I had tried to dress specifically so that I wouldn’t have to take much off to go through the metal detectors this time, Katharine too was happy that the check in guy didn’t make her pay the fifty-odd quid that she was supposed to for the truly epic weight of her souvenir laden bags.

She tried to sleep through most of the flight to Doha and I just tried to avoid watching the in flight movie ‘Speedracer’ by reading my book until we got to the middle-east. This time, I was prepared for the intense heat of Qatar, wearing a single layer of lightweight clothing and watching people ahead of me, who obviously weren’t prepared, step off of the plane wearing jackets and the like, melt and flow down the stairs and onto the, thankfully air conditioned terminal bus. It was dark and extremely hot and once again I was thankful that I didn’t have to experience how much hotter it would be at midday.

Qatar is a Muslim country and, as such, is doing the whole Ramadan thing right now, which also made me thankful it was dark. I was starving and it would be illegal to eat during daylight hours. The fast food counter cheerfully accepted pounds sterling, only they gave change in Qatari Riyals, which I worked out must have a value of around fifteen pence each.

We eventually decided to try and get some sleep in the airport’s quiet room as I had a five hour gap and Katharine had something like a twelve hour gap. The quiet room, we discovered was very poorly named. There was a guy snoring comically loudly and I could hardly believe it was a real snore it sounded so put on; a old woman with dementia or something, who started making some pretty odd and loud noises when her family tried to wake her up to leave; the public announcements continued every ten seconds to give final boarding warnings and as always there was a mother with a baby that seemed to forget that if you’re somewhere that requires you to be quiet and your baby starts crying, you should pick it up and PISS OFF SOMEWHERE ELSE YOU STUPID FUCK!!!!

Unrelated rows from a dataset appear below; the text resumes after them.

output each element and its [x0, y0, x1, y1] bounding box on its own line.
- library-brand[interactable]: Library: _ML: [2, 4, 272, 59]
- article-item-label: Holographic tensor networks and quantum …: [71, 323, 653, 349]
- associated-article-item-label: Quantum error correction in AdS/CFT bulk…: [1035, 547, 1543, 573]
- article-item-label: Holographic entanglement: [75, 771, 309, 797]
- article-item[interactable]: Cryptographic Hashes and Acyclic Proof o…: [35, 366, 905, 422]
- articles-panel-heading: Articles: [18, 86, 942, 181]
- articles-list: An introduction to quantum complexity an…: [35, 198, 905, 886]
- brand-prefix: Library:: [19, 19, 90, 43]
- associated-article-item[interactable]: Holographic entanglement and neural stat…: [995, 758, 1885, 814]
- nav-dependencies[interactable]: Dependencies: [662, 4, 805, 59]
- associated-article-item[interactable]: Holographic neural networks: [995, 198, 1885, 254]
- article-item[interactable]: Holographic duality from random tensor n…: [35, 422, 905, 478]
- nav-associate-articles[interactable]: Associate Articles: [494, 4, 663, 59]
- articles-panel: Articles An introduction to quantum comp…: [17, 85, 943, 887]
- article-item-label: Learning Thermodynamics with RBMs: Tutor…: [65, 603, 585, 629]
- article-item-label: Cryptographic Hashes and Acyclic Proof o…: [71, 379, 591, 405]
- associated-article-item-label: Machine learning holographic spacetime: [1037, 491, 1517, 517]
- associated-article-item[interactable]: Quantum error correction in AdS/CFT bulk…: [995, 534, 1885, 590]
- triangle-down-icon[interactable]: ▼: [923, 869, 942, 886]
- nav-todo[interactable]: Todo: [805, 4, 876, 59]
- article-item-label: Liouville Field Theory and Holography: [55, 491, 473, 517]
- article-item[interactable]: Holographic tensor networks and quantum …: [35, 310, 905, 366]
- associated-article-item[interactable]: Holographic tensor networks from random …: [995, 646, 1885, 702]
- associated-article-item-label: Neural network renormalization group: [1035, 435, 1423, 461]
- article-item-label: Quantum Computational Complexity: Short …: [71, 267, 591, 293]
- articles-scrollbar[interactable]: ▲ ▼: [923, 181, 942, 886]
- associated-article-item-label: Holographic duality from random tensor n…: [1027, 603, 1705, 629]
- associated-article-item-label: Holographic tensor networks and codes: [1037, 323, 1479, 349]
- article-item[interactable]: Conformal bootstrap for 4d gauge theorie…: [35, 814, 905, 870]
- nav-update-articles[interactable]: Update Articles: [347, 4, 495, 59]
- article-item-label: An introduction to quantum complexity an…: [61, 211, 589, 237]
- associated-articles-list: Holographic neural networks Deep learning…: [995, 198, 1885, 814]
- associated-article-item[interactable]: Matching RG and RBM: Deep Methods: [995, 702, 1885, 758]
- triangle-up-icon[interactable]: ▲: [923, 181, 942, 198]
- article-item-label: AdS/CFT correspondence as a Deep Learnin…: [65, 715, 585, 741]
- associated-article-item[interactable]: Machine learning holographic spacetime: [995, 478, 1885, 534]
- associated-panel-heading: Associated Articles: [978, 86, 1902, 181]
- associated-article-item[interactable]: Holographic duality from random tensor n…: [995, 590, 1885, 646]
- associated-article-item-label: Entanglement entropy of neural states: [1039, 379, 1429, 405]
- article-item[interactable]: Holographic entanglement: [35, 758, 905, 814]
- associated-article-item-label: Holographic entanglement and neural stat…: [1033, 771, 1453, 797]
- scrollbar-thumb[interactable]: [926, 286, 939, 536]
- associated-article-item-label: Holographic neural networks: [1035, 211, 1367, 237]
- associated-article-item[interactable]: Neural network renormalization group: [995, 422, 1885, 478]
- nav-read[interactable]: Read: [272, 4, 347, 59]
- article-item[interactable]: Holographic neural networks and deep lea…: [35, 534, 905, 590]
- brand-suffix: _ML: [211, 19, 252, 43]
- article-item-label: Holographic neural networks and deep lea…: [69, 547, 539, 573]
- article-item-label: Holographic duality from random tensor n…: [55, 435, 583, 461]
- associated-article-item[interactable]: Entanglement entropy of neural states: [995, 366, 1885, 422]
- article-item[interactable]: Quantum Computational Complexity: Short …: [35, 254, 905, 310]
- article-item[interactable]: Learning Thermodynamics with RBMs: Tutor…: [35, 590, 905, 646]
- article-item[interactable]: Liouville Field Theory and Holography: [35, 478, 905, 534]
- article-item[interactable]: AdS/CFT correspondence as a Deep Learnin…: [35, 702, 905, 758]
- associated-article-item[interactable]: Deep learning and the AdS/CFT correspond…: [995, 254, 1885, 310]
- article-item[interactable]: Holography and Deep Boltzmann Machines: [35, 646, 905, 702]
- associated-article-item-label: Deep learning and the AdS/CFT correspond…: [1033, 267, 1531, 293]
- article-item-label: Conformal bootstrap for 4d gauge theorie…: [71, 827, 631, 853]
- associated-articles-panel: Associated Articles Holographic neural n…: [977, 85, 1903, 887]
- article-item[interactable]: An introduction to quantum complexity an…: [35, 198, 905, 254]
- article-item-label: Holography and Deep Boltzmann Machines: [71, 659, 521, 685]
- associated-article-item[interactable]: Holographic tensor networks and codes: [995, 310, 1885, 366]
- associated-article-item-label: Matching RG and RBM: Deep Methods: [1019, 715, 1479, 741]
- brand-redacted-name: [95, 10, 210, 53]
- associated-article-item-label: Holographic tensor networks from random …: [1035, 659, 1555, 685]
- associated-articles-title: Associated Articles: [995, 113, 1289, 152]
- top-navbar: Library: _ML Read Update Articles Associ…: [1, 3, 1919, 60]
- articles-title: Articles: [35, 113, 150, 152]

My time was up and before I knew it, I was leaving Katharine behind to get to my plane. Even at 1 am it’s hotter outside here than Britain has ever been. The plane was another one of those huge ones with lots of complimentary stuff and a TV in the back of every seat. I spent most of my time watching ’10,000 BC’ (not amazing) and ‘Street Kings’ (bloody good) with the remainder of my time trying unsuccessfully to sleep for a while, eating god awful in flight meals and a very short time hitting on a hot hippy looking chick, trying to impress her with the volunteering work I’ve been doing only to find out that she’s been volunteering around the world non-stop for four years… “Okay, you win.”

Due to tiredness, I could no-longer perceive time at all, but if asked, I would estimate that I was waiting at the carousel for my bag for roughly seventeen years. I picked it up, realised there were no more available trolleys and made for the ‘nothing to declare’ exit.

“Hypothetically” I asked, “were I to have a hypothetical very large souvenir knife hypothetically in my bag right now, would I need to declare it?”

“Hypothetically… Yes sir.”

The grumpy, unwelcoming security guard at the ‘Declare your shit here’ desk greeted me with a look of ‘make me have to do any work and you’ll never be found’

“What have you got?” The taint of contempt was astonishing.

“I have a Masai hunting knife in my bag.”

He looked briefly at the bag, “Any fruit or veg?”

“Er… No.” I replied.
He said nothing further and gestured me through with his thumb, looking back at his paper. I quietly laughed, which drew one last stern look from the man before I hurried through the exit, praying that my Mother was here to pick me up and she hadn’t accidentally gone to Heathrow instead.

I was greeted back in Portsmouth by all of my housemates, torn between their happiness to see me again and their contempt for anyone who wakes them up before midday. I gave gifts, relaxed for several hours, told stories of Africa, and then got dragged to a rock gig my brother was playing. It went really well, we all had Subway (oh man, I’ve missed meatball marinara) before I fell into bed.

I’m missing Kenya already and all of those I was there with. Experience of a lifetime.